通过oracle ASM实现存储数据迁移
场景描述
客户原有部署在vmware虚拟化环境下的Oracle RAC双节点集群,通过iSCSI方式连接一台IBM FastT老存储,承载轻量数据库业务; 客户当前新采购一台华为5500v3存储,取新存储一部分空间,用来替代原有Oracle RAC双节点集群所使用的IBM老式存储,以解决因老的IBM存储空间不足、性能不足等问题给业务系统带来的影响;
OS:Red Hat Enterprise Linux Server release 6.4 DB:Oracle Database 11g Enterprise Edition Release 11.2.0.1.0 - 64bit Production 旧存储:IBM FastT700 新存储:OceanStor 5500v3
数据迁移方案: 原存储挂载给Oracle数据库虚拟机,通过ASM自动存储管理方式提供给数据库使用; 数据迁移通过将新存储5500v3存储空间映射给OracleRAC主机,通过ASM的动态重平衡功能来进行磁盘替换的方式,进行新老存储数据迁移;
迁移方案
1.新存储系统规划
按规划创建硬盘域、存储池、LUN、主机映射等,通过不再赘述;
2.在存储上把新的LUN映射给二个RAC节点,并且被各节点正常识别;
2.1.在主机上识别新的LUN:
# service iscsi restart 确认新映射的LUN被系统发现: # fdisk -l
for i in e f g;do
echo "KERNEL==\"sd*\", BUS==\"scsi\", PROGRAM==\"/sbin/scsi_id --whitelisted --replace-whitespace --device=/dev/\$name\", RESULT==\"`/sbin/scsi_id --whitelisted --replace-whitespace --device=/dev/sd$i`\", NAME=\"asm-disk$i\", OWNER=\"grid\", GROUP=\"asmadmin\", MODE=\"0660\""
done
# 脚本输出结果如下:
KERNEL=="sd*", BUS=="scsi", PROGRAM=="/sbin/scsi_id --whitelisted --replace-whitespace --device=/dev/$name", RESULT=="369c37f41007ca7d15a24f37100000041", NAME="asm-diske", OWNER="grid", GROUP="asmadmin", MODE="0660"

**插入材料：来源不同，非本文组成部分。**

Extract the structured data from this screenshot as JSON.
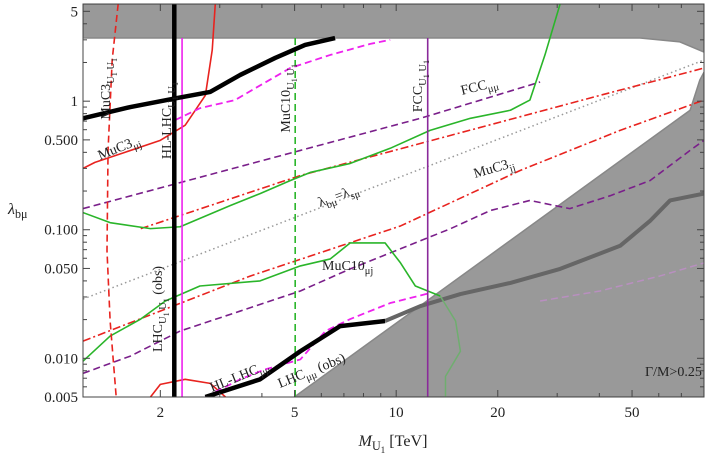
{
  "chart_data": {
    "type": "line",
    "xlog": true,
    "ylog": true,
    "xlim": [
      1.18,
      81.7
    ],
    "ylim": [
      0.005,
      5.7
    ],
    "xticks": [
      2,
      5,
      10,
      20,
      50
    ],
    "xminorticks": [
      3,
      4,
      6,
      7,
      8,
      9,
      30,
      40,
      60,
      70
    ],
    "yticks": [
      0.005,
      {
        "value": 0.01,
        "label": "0.010"
      },
      {
        "value": 0.05,
        "label": "0.050"
      },
      {
        "value": 0.1,
        "label": "0.100"
      },
      {
        "value": 0.5,
        "label": "0.500"
      },
      1,
      5
    ],
    "yminorticks": [
      0.006,
      0.007,
      0.008,
      0.009,
      0.02,
      0.03,
      0.04,
      0.06,
      0.07,
      0.08,
      0.09,
      0.2,
      0.3,
      0.4,
      0.6,
      0.7,
      0.8,
      0.9,
      2,
      3,
      4
    ],
    "xlabel": [
      {
        "text": "M",
        "level": 0,
        "italic": true
      },
      {
        "text": "U",
        "level": 1
      },
      {
        "text": "1",
        "level": 2
      },
      {
        "text": " [TeV]",
        "level": 0
      }
    ],
    "ylabel": [
      {
        "text": "λ",
        "level": 0,
        "italic": true
      },
      {
        "text": "bμ",
        "level": 1
      }
    ],
    "regions": [
      {
        "color": "#999999",
        "x": [
          1.18,
          52.8,
          69.3,
          81.7,
          81.7,
          1.18
        ],
        "values": [
          3.1,
          3.1,
          2.89,
          2.41,
          5.7,
          5.7
        ]
      },
      {
        "color": "#999999",
        "x": [
          4.99,
          74.3,
          79.4,
          81.7,
          81.7
        ],
        "values": [
          0.005,
          0.85,
          1.46,
          1.68,
          0.005
        ]
      }
    ],
    "series": [
      {
        "color": "#666666",
        "dash": "solid",
        "width": 4,
        "x": [
          9.27,
          11.8,
          15.5,
          21.8,
          30.6,
          46.1,
          56.5,
          64.8,
          81.7
        ],
        "values": [
          0.0195,
          0.0255,
          0.0316,
          0.0386,
          0.0496,
          0.075,
          0.117,
          0.169,
          0.191
        ]
      },
      {
        "color": "#b98fc0",
        "dash": "dashed",
        "width": 1.5,
        "x": [
          26.7,
          40.2,
          60.5,
          81.7
        ],
        "values": [
          0.0279,
          0.0334,
          0.0437,
          0.0552
        ]
      },
      {
        "color": "#6fae6f",
        "dash": "solid",
        "width": 1.5,
        "x": [
          13.5,
          15.0,
          15.5,
          14.0,
          14.0
        ],
        "values": [
          0.0305,
          0.0195,
          0.01135,
          0.00723,
          0.005
        ]
      },
      {
        "color": "#999999",
        "dash": "dotted",
        "width": 1.5,
        "x": [
          1.18,
          81.7
        ],
        "values": [
          0.0289,
          2.09
        ]
      },
      {
        "color": "#e8231f",
        "dash": "dashdot",
        "width": 1.6,
        "x": [
          1.75,
          5.2,
          14.5,
          40.2,
          81.7
        ],
        "values": [
          0.102,
          0.264,
          0.542,
          1.11,
          1.81
        ]
      },
      {
        "color": "#e8231f",
        "dash": "dashdot",
        "width": 1.6,
        "x": [
          1.18,
          3.7,
          10.3,
          23.3,
          46.1,
          81.7
        ],
        "values": [
          0.0136,
          0.0437,
          0.107,
          0.289,
          0.593,
          1.02
        ]
      },
      {
        "color": "#7a1f8a",
        "dash": "dashed",
        "width": 1.6,
        "x": [
          1.18,
          5.2,
          11.8,
          16.6,
          26.7
        ],
        "values": [
          0.146,
          0.414,
          0.736,
          0.965,
          1.41
        ]
      },
      {
        "color": "#7a1f8a",
        "dash": "dashed",
        "width": 1.6,
        "x": [
          1.18,
          1.63,
          2.29,
          3.45,
          5.2,
          7.31,
          10.3,
          14.5,
          19.0,
          24.9,
          32.7,
          43.1,
          56.5,
          74.3,
          81.7
        ],
        "values": [
          0.00764,
          0.0104,
          0.0163,
          0.0233,
          0.0334,
          0.0496,
          0.0711,
          0.102,
          0.141,
          0.169,
          0.146,
          0.184,
          0.241,
          0.414,
          0.496
        ]
      },
      {
        "color": "#2ab52a",
        "dash": "solid",
        "width": 1.6,
        "x": [
          1.18,
          1.42,
          1.87,
          2.29,
          3.22,
          3.95,
          4.85,
          5.56,
          7.31,
          9.6,
          12.6,
          16.6,
          21.8,
          24.9,
          27.6,
          30.6
        ],
        "values": [
          0.136,
          0.1135,
          0.102,
          0.1055,
          0.154,
          0.191,
          0.241,
          0.279,
          0.328,
          0.43,
          0.593,
          0.736,
          0.85,
          1.02,
          2.29,
          5.7
        ]
      },
      {
        "color": "#2ab52a",
        "dash": "solid",
        "width": 1.6,
        "x": [
          1.18,
          1.42,
          1.75,
          2.07,
          2.62,
          3.95,
          5.2,
          6.38,
          7.31,
          9.27,
          10.3,
          11.4,
          13.5
        ],
        "values": [
          0.0095,
          0.0149,
          0.0202,
          0.0279,
          0.0365,
          0.04,
          0.0523,
          0.0593,
          0.079,
          0.079,
          0.0552,
          0.0365,
          0.0305
        ]
      },
      {
        "color": "#2ab52a",
        "dash": "dashed",
        "width": 1.6,
        "x": [
          5.02,
          5.02
        ],
        "values": [
          0.005,
          3.1
        ]
      },
      {
        "color": "#e8231f",
        "dash": "dashed",
        "width": 1.6,
        "x": [
          1.5,
          1.44,
          1.4,
          1.39,
          1.42,
          1.48
        ],
        "values": [
          5.7,
          2.09,
          0.414,
          0.0686,
          0.0195,
          0.005
        ]
      },
      {
        "color": "#e8231f",
        "dash": "solid",
        "width": 1.6,
        "x": [
          2.91,
          2.85,
          2.72,
          2.37,
          2.0,
          1.57,
          1.28,
          1.18
        ],
        "values": [
          5.7,
          2.5,
          1.11,
          0.65,
          0.496,
          0.4,
          0.334,
          0.3
        ]
      },
      {
        "color": "#e8231f",
        "dash": "solid",
        "width": 1.6,
        "x": [
          1.87,
          2.0,
          2.37,
          2.81,
          3.12
        ],
        "values": [
          0.005,
          0.00627,
          0.00686,
          0.00638,
          0.005
        ]
      },
      {
        "color": "#ee22ee",
        "dash": "dashed",
        "width": 1.8,
        "x": [
          2.21,
          2.62,
          3.33,
          3.82,
          4.85,
          6.38,
          8.38,
          9.6
        ],
        "values": [
          0.711,
          0.882,
          1.02,
          1.26,
          1.81,
          2.29,
          2.79,
          3.0
        ]
      },
      {
        "color": "#ee22ee",
        "dash": "dashed",
        "width": 1.8,
        "x": [
          2.72,
          3.45,
          4.09,
          5.2,
          6.17,
          7.31,
          9.6,
          12.6
        ],
        "values": [
          0.005,
          0.00686,
          0.0082,
          0.0098,
          0.0163,
          0.0202,
          0.0269,
          0.0322
        ]
      },
      {
        "color": "#ee22ee",
        "dash": "solid",
        "width": 1.6,
        "x": [
          2.32,
          2.32
        ],
        "values": [
          0.005,
          3.1
        ]
      },
      {
        "color": "#8a2a9a",
        "dash": "solid",
        "width": 1.6,
        "x": [
          12.4,
          12.4
        ],
        "values": [
          0.005,
          3.1
        ]
      },
      {
        "color": "#000000",
        "dash": "solid",
        "width": 4.5,
        "x": [
          2.2,
          2.2
        ],
        "values": [
          0.005,
          5.7
        ]
      },
      {
        "color": "#000000",
        "dash": "solid",
        "width": 4.5,
        "x": [
          1.18,
          1.63,
          2.21,
          2.81,
          3.45,
          4.38,
          5.37,
          6.59
        ],
        "values": [
          0.736,
          0.9,
          1.05,
          1.18,
          1.6,
          2.17,
          2.74,
          3.1
        ]
      },
      {
        "color": "#000000",
        "dash": "solid",
        "width": 4.5,
        "x": [
          2.72,
          3.95,
          5.2,
          6.82,
          9.27
        ],
        "values": [
          0.005,
          0.00686,
          0.01135,
          0.0178,
          0.0195
        ]
      }
    ],
    "annotations": [
      {
        "color": "#e8231f",
        "runs": [
          {
            "text": "MuC3",
            "level": 0
          },
          {
            "text": "U",
            "level": 1
          },
          {
            "text": "1",
            "level": 2
          },
          {
            "text": " U",
            "level": 1
          },
          {
            "text": "1",
            "level": 2
          }
        ]
      },
      {
        "color": "#e8231f",
        "runs": [
          {
            "text": "MuC3",
            "level": 0
          },
          {
            "text": "μj",
            "level": 1
          }
        ]
      },
      {
        "color": "#ee22ee",
        "runs": [
          {
            "text": "HL-LHC",
            "level": 0
          },
          {
            "text": "U",
            "level": 1
          },
          {
            "text": "1",
            "level": 2
          },
          {
            "text": " U",
            "level": 1
          },
          {
            "text": "1",
            "level": 2
          }
        ]
      },
      {
        "color": "#2ab52a",
        "runs": [
          {
            "text": "MuC10",
            "level": 0
          },
          {
            "text": "U",
            "level": 1
          },
          {
            "text": "1",
            "level": 2
          },
          {
            "text": " U",
            "level": 1
          },
          {
            "text": "1",
            "level": 2
          }
        ]
      },
      {
        "color": "#7a1f8a",
        "runs": [
          {
            "text": "FCC",
            "level": 0
          },
          {
            "text": "U",
            "level": 1
          },
          {
            "text": "1",
            "level": 2
          },
          {
            "text": " U",
            "level": 1
          },
          {
            "text": "1",
            "level": 2
          }
        ]
      },
      {
        "color": "#7a1f8a",
        "runs": [
          {
            "text": "FCC",
            "level": 0
          },
          {
            "text": "μμ",
            "level": 1
          }
        ]
      },
      {
        "color": "#e8231f",
        "runs": [
          {
            "text": "MuC3",
            "level": 0
          },
          {
            "text": "jj",
            "level": 1
          }
        ]
      },
      {
        "color": "#888888",
        "runs": [
          {
            "text": "λ",
            "level": 0
          },
          {
            "text": "bμ",
            "level": 1
          },
          {
            "text": "=λ",
            "level": 0
          },
          {
            "text": "sμ",
            "level": 1
          }
        ]
      },
      {
        "color": "#2ab52a",
        "runs": [
          {
            "text": "MuC10",
            "level": 0
          },
          {
            "text": "μj",
            "level": 1
          }
        ]
      },
      {
        "color": "#000000",
        "runs": [
          {
            "text": "LHC",
            "level": 0
          },
          {
            "text": "U",
            "level": 1
          },
          {
            "text": "1",
            "level": 2
          },
          {
            "text": " U",
            "level": 1
          },
          {
            "text": "1",
            "level": 2
          },
          {
            "text": " (obs)",
            "level": 0
          }
        ]
      },
      {
        "color": "#ee22ee",
        "runs": [
          {
            "text": "HL-LHC",
            "level": 0
          },
          {
            "text": "μμ",
            "level": 1
          }
        ]
      },
      {
        "color": "#000000",
        "runs": [
          {
            "text": "LHC",
            "level": 0
          },
          {
            "text": "μμ",
            "level": 1
          },
          {
            "text": " (obs)",
            "level": 0
          }
        ]
      },
      {
        "color": "#000000",
        "runs": [
          {
            "text": "Γ/M>0.25",
            "level": 0
          }
        ]
      }
    ]
  }
}
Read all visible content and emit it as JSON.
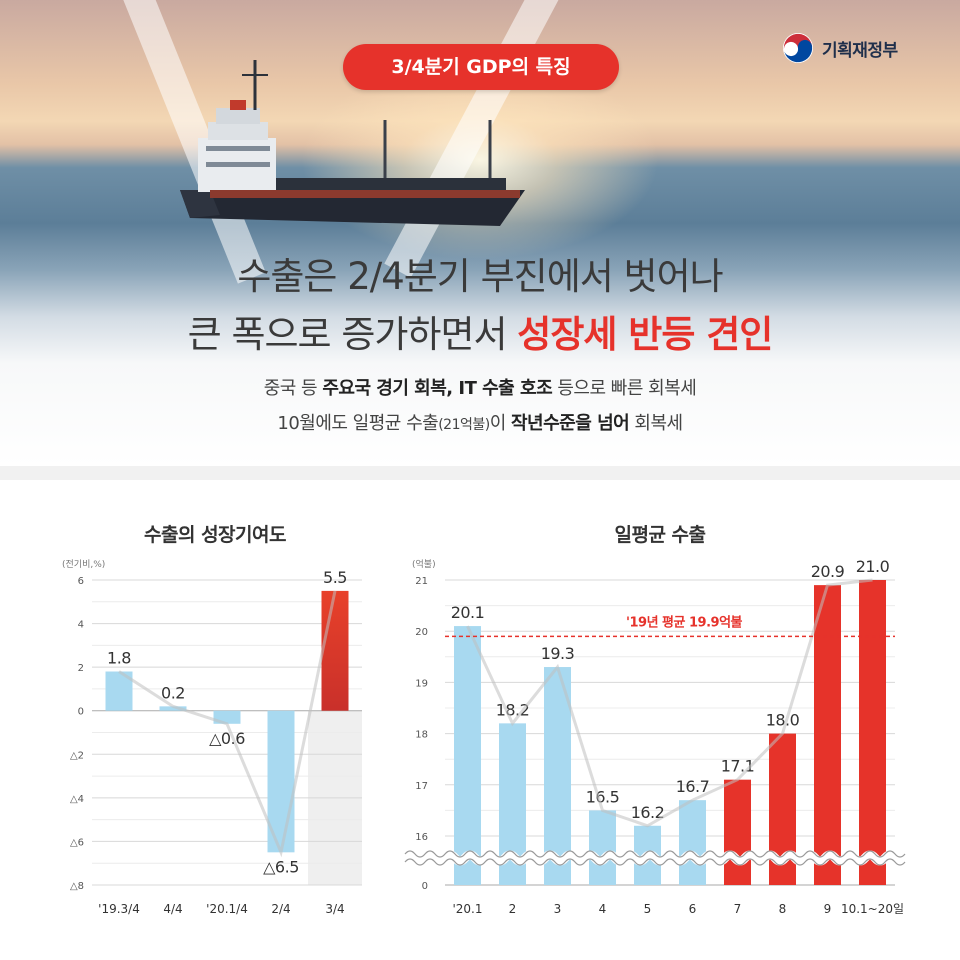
{
  "badge": "3/4분기 GDP의 특징",
  "ministry": {
    "name": "기획재정부",
    "logo_icon": "taegeuk-icon"
  },
  "headline": {
    "line1": "수출은 2/4분기 부진에서 벗어나",
    "line2_plain": "큰 폭으로 증가하면서",
    "line2_highlight": "성장세 반등 견인"
  },
  "sub": {
    "l1_a": "중국 등",
    "l1_b": "주요국 경기 회복, IT 수출 호조",
    "l1_c": "등으로 빠른 회복세",
    "l2_a": "10월에도 일평균 수출",
    "l2_small": "(21억불)",
    "l2_b": "이",
    "l2_bold": "작년수준을 넘어",
    "l2_c": "회복세"
  },
  "colors": {
    "accent_red": "#e6322b",
    "bar_blue": "#a8d9f0",
    "bar_red": "#e6332a",
    "highlight_bg": "#efefef"
  },
  "chart_data": [
    {
      "type": "bar",
      "title": "수출의 성장기여도",
      "unit": "(전기비,%)",
      "categories": [
        "'19.3/4",
        "4/4",
        "'20.1/4",
        "2/4",
        "3/4"
      ],
      "values": [
        1.8,
        0.2,
        -0.6,
        -6.5,
        5.5
      ],
      "value_labels": [
        "1.8",
        "0.2",
        "△0.6",
        "△6.5",
        "5.5"
      ],
      "ylim": [
        -8,
        6
      ],
      "y_ticks": [
        6,
        4,
        2,
        0,
        -2,
        -4,
        -6,
        -8
      ],
      "y_tick_labels": [
        "6",
        "4",
        "2",
        "0",
        "△2",
        "△4",
        "△6",
        "△8"
      ],
      "highlight_category": "3/4",
      "trend_line": true,
      "grid": true
    },
    {
      "type": "bar",
      "title": "일평균 수출",
      "unit": "(억불)",
      "categories": [
        "'20.1",
        "2",
        "3",
        "4",
        "5",
        "6",
        "7",
        "8",
        "9",
        "10.1~20일"
      ],
      "values": [
        20.1,
        18.2,
        19.3,
        16.5,
        16.2,
        16.7,
        17.1,
        18.0,
        20.9,
        21.0
      ],
      "value_labels": [
        "20.1",
        "18.2",
        "19.3",
        "16.5",
        "16.2",
        "16.7",
        "17.1",
        "18.0",
        "20.9",
        "21.0"
      ],
      "red_from_index": 6,
      "y_ticks": [
        21,
        20,
        19,
        18,
        17,
        16,
        0
      ],
      "y_tick_labels": [
        "21",
        "20",
        "19",
        "18",
        "17",
        "16",
        "0"
      ],
      "axis_break": true,
      "reference_line": {
        "value": 19.9,
        "label": "'19년 평균 19.9억불"
      },
      "trend_line": true,
      "grid": true
    }
  ]
}
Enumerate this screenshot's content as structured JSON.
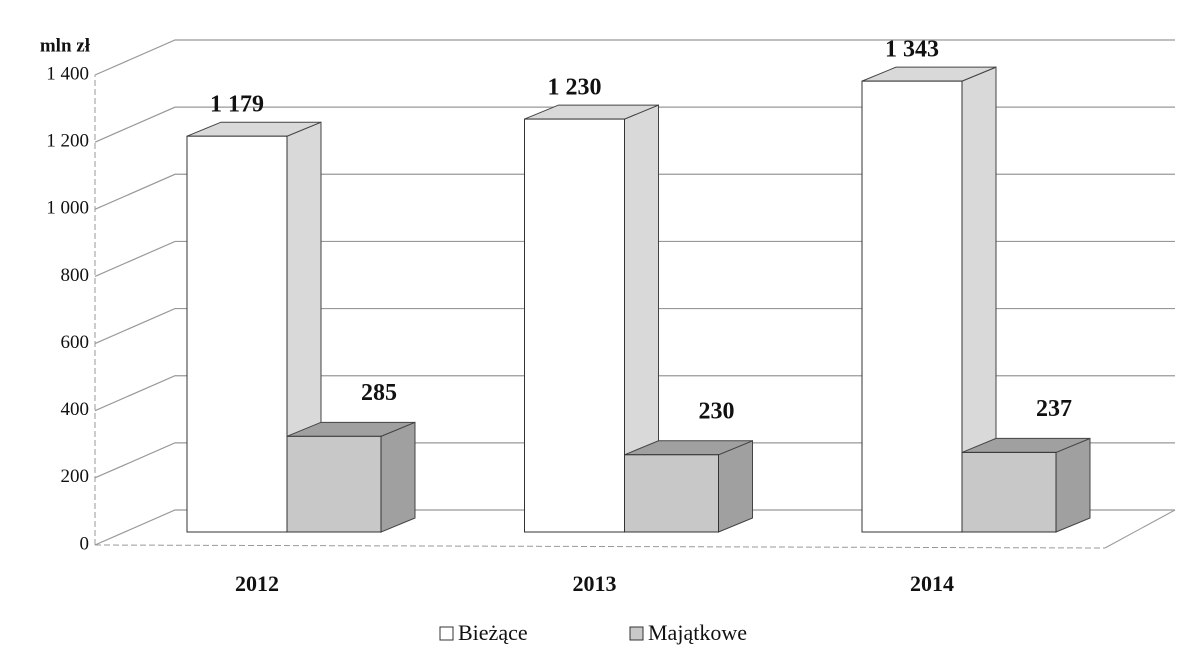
{
  "chart_data": {
    "type": "bar3d",
    "y_label": "mln zł",
    "categories": [
      "2012",
      "2013",
      "2014"
    ],
    "series": [
      {
        "name": "Bieżące",
        "color": "#ffffff",
        "side": "#d9d9d9",
        "values": [
          1179,
          1230,
          1343
        ],
        "value_labels": [
          "1 179",
          "1 230",
          "1 343"
        ]
      },
      {
        "name": "Majątkowe",
        "color": "#c8c8c8",
        "side": "#a0a0a0",
        "values": [
          285,
          230,
          237
        ]
      }
    ],
    "ylim": [
      0,
      1400
    ],
    "yticks": [
      0,
      200,
      400,
      600,
      800,
      {
        "value": 1000,
        "label": "1 000"
      },
      {
        "value": 1200,
        "label": "1 200"
      },
      {
        "value": 1400,
        "label": "1 400"
      }
    ],
    "grid": true
  }
}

KERNEL=="sd*", BUS=="scsi", PROGRAM=="/sbin/scsi_id --whitelisted --replace-whitespace --device=/dev/$name", RESULT=="369c37f41007ca7d15a2f915400000042", NAME="asm-diskf", OWNER="grid", GROUP="asmadmin", MODE="0660"
KERNEL=="sd*", BUS=="scsi", PROGRAM=="/sbin/scsi_id --whitelisted --replace-whitespace --device=/dev/$name", RESULT=="369c37f41007ca7d15af086ec00000045", NAME="asm-diskg", OWNER="grid", GROUP="asmadmin", MODE="0660"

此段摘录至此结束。